Matthew E. White’s experimenting isn’t over, only now he seems to be thinking bigger. Instead of disassembling the songwriting form like before, he appears to be trying to expand it beyond its limitations.

So on K Bay he’s created unique aural amalgams using two distinct versions of each song and blending them. It’s a fascinating approach, but can it work across the course of an album? Well, yes-ish. But mostly yes.

The yes’s are plenty. Take Electric, an Embryonic-era Flaming Lips banger, bristling with incredible energy, sunshine and southern soul.

Or how Never Had It Better’s 60’s opening shifts suddenly into Bond-esque rhumba. Then this dramatic-and-sunny-at-the-same-time tune builds into a dramatic amalgam of soundtrack flourishes and funky soul. You don’t know where you’re going or how you’ll get wherever White is taking you, but what a ride.

And the inventiveness doesn’t stop there, songs twist and turn with genius. Genuine Hesitation is an electro slap with a folksy/bluesy undercurrent, like Snapped Ankles meets ZZ Top. It’s claustrophobic, frenetic, clammy, but with a wry sincerity.

Nested has an ominous, menacing bass intro which sounds like a more friendly version of Screen Shot by The Swans before gears suddenly shift into an EDM reimagining of T Rex with rock’ n’ roll/Beach Boys ‘oohs’ and ‘aah’s all filtered and fucked up into a dance-rock cacophony.

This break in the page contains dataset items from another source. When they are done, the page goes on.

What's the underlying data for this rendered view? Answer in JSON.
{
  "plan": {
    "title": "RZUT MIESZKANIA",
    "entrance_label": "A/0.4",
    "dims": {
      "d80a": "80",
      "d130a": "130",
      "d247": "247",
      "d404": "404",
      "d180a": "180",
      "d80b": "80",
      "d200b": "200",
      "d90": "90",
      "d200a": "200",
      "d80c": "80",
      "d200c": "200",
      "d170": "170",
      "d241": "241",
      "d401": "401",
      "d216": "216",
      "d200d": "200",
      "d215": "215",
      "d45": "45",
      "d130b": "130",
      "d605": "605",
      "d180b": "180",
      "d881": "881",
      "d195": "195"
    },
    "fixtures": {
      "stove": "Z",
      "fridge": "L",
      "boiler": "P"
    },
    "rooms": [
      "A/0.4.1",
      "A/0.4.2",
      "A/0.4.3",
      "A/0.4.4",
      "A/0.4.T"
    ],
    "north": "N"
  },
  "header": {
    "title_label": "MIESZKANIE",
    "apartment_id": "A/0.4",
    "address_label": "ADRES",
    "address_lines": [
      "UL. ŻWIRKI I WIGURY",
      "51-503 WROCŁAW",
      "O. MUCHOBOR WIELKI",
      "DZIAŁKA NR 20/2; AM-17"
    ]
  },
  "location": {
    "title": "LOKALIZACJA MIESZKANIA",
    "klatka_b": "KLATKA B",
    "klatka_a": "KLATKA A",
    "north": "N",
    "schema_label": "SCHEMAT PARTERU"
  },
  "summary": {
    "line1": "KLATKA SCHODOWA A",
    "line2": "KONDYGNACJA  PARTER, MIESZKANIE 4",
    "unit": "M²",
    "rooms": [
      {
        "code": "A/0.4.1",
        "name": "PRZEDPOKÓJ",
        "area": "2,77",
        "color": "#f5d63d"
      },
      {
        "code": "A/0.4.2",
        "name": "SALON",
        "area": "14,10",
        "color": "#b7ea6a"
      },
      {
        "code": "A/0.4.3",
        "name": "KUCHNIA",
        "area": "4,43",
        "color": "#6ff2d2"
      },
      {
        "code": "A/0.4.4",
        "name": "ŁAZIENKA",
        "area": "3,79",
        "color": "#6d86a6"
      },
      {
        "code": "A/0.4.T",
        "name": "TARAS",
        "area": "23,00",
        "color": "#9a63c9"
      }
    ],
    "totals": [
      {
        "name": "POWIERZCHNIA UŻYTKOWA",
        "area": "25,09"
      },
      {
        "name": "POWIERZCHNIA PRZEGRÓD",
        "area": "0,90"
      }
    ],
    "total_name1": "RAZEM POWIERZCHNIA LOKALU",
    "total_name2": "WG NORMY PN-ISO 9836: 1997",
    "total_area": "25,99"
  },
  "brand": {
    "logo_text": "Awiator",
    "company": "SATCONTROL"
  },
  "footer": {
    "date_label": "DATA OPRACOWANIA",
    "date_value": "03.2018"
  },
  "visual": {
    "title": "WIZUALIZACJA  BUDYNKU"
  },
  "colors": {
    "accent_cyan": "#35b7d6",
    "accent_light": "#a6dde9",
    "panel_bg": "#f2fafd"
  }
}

Weird but wonderful.



Judy is just great fun (think Bob Seger rewriting the Rocky Horror Picture Show), dripping with rock and roll flourishes but undermining every one of them at every turn.

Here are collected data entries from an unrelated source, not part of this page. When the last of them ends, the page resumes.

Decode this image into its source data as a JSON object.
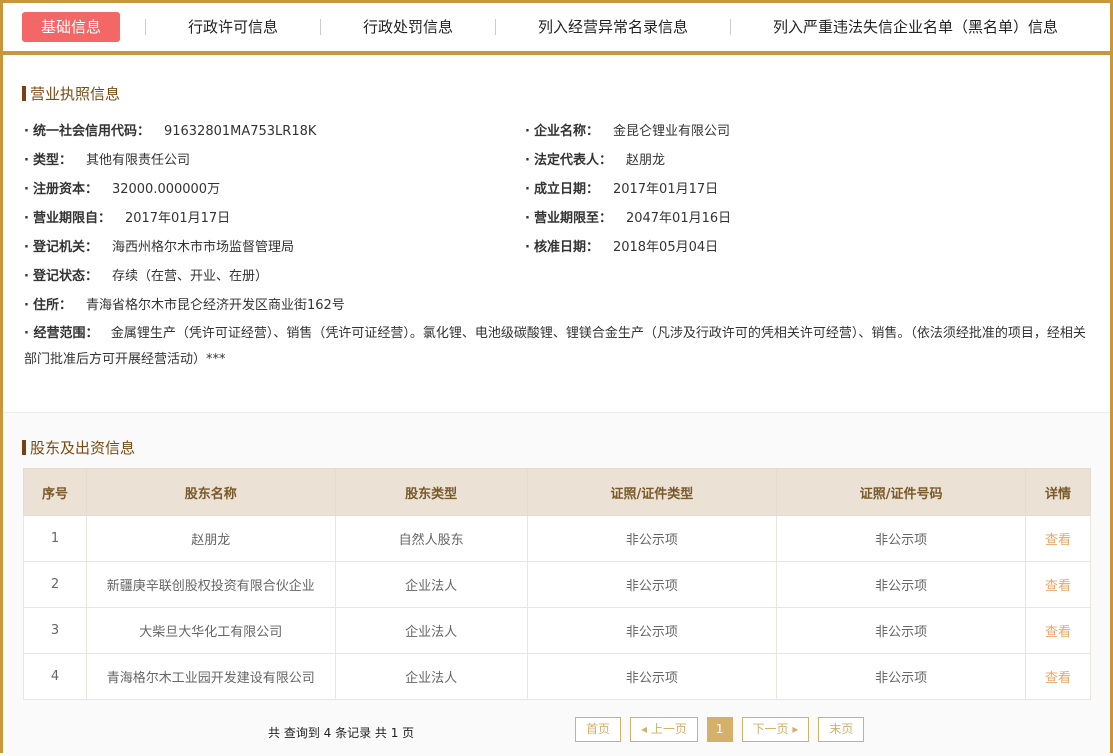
{
  "tabs": [
    "基础信息",
    "行政许可信息",
    "行政处罚信息",
    "列入经营异常名录信息",
    "列入严重违法失信企业名单（黑名单）信息"
  ],
  "license": {
    "title": "营业执照信息",
    "fields": [
      {
        "label": "统一社会信用代码：",
        "value": "91632801MA753LR18K"
      },
      {
        "label": "企业名称：",
        "value": "金昆仑锂业有限公司"
      },
      {
        "label": "类型：",
        "value": "其他有限责任公司"
      },
      {
        "label": "法定代表人：",
        "value": "赵朋龙"
      },
      {
        "label": "注册资本：",
        "value": "32000.000000万"
      },
      {
        "label": "成立日期：",
        "value": "2017年01月17日"
      },
      {
        "label": "营业期限自：",
        "value": "2017年01月17日"
      },
      {
        "label": "营业期限至：",
        "value": "2047年01月16日"
      },
      {
        "label": "登记机关：",
        "value": "海西州格尔木市市场监督管理局"
      },
      {
        "label": "核准日期：",
        "value": "2018年05月04日"
      },
      {
        "label": "登记状态：",
        "value": "存续（在营、开业、在册）"
      },
      {
        "label": "住所：",
        "value": "青海省格尔木市昆仑经济开发区商业街162号"
      }
    ],
    "scope_label": "经营范围：",
    "scope_value": "金属锂生产（凭许可证经营）、销售（凭许可证经营）。氯化锂、电池级碳酸锂、锂镁合金生产（凡涉及行政许可的凭相关许可经营）、销售。（依法须经批准的项目，经相关部门批准后方可开展经营活动）***"
  },
  "shareholders": {
    "title": "股东及出资信息",
    "headers": [
      "序号",
      "股东名称",
      "股东类型",
      "证照/证件类型",
      "证照/证件号码",
      "详情"
    ],
    "rows": [
      [
        "1",
        "赵朋龙",
        "自然人股东",
        "非公示项",
        "非公示项",
        "查看"
      ],
      [
        "2",
        "新疆庚辛联创股权投资有限合伙企业",
        "企业法人",
        "非公示项",
        "非公示项",
        "查看"
      ],
      [
        "3",
        "大柴旦大华化工有限公司",
        "企业法人",
        "非公示项",
        "非公示项",
        "查看"
      ],
      [
        "4",
        "青海格尔木工业园开发建设有限公司",
        "企业法人",
        "非公示项",
        "非公示项",
        "查看"
      ]
    ],
    "total": "共 查询到 4 条记录 共 1 页",
    "pager": {
      "first": "首页",
      "prev": "◂ 上一页",
      "current": "1",
      "next": "下一页 ▸",
      "last": "末页"
    }
  }
}
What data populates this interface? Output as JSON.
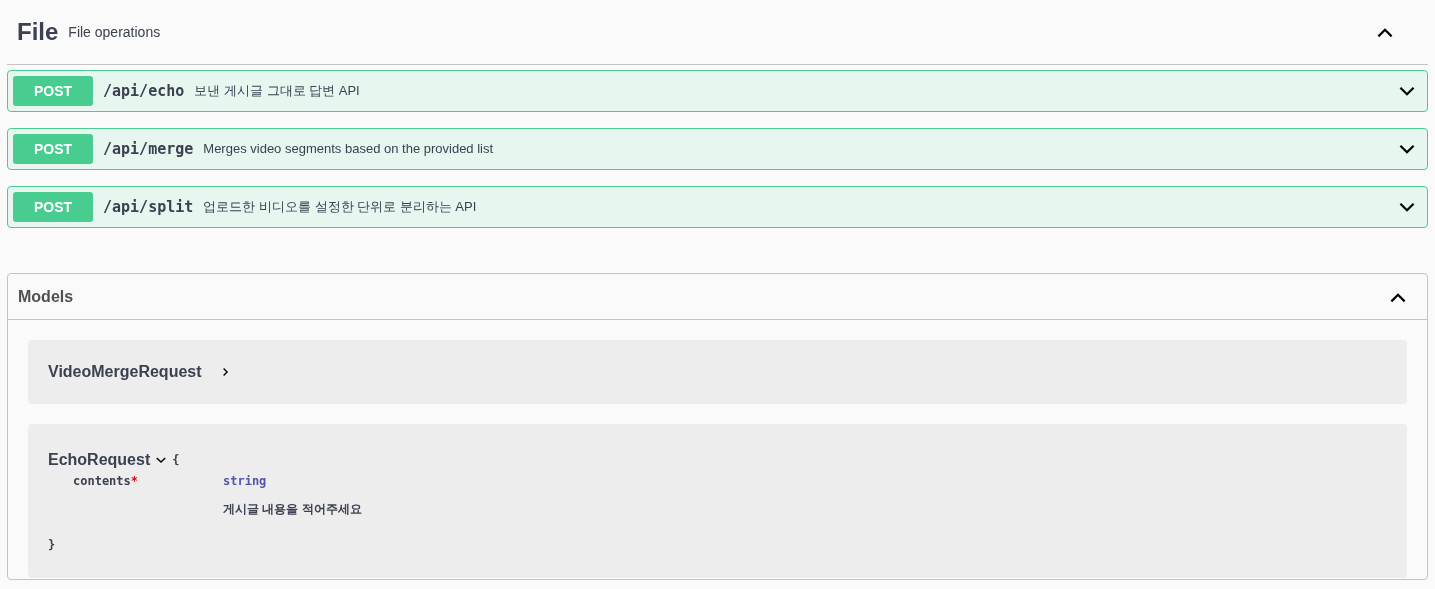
{
  "section": {
    "name": "File",
    "description": "File operations",
    "expanded": true
  },
  "operations": [
    {
      "method": "POST",
      "path": "/api/echo",
      "summary": "보낸 게시글 그대로 답변 API",
      "expanded": false
    },
    {
      "method": "POST",
      "path": "/api/merge",
      "summary": "Merges video segments based on the provided list",
      "expanded": false
    },
    {
      "method": "POST",
      "path": "/api/split",
      "summary": "업로드한 비디오를 설정한 단위로 분리하는 API",
      "expanded": false
    }
  ],
  "models": {
    "title": "Models",
    "expanded": true,
    "items": [
      {
        "name": "VideoMergeRequest",
        "expanded": false
      },
      {
        "name": "EchoRequest",
        "expanded": true,
        "open_brace": "{",
        "close_brace": "}",
        "properties": [
          {
            "name": "contents",
            "required": true,
            "required_mark": "*",
            "type": "string",
            "description": "게시글 내용을 적어주세요"
          }
        ]
      }
    ]
  }
}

In fact, the musical montage production style adds fascinating flourishes throughout each track, bringing little surprises and bursts of the unexpected at every turn.

Yet it does lead to a few songs probably being a little longer than is necessary, and some are made a little more wonky/wobbly than they probably need to be, which can make it a little disorientating at times (though you feel that might be the point). However when it works, like on Electric, it’s captivating.

What also adds interest here is White’s lyrical fixation with place, legacy and what life teaches us. From the song titles to the vignettes he paints and lessons he offers on tracks like Hedged In Darkness and Never Had It Better, White seems to be trying to make sense of his life so far. But does it all add up?

Yes, it does. Some parts, like Take Your Time (And Find That Orange To Squeeze) might not be as successful as they could be, but this is probably only due to their sheer ambition.

White is attempting, on every song – and we mean every song – to achieve something transcendent. And to be honest, in a few places, he may have been better leaving some a little more straight.

Instead, he’s gone maximalist, but when it works it is often mesmerising. Like he says on K Bay’s standout, but also simplest, track Shine A Light For Me: ‘Every chance worth taking is worth two of the rest’, and White takes every chance he can on this album, and that’s to be admired whether it works or not.

So let’s thank the lord that it does, time and time again.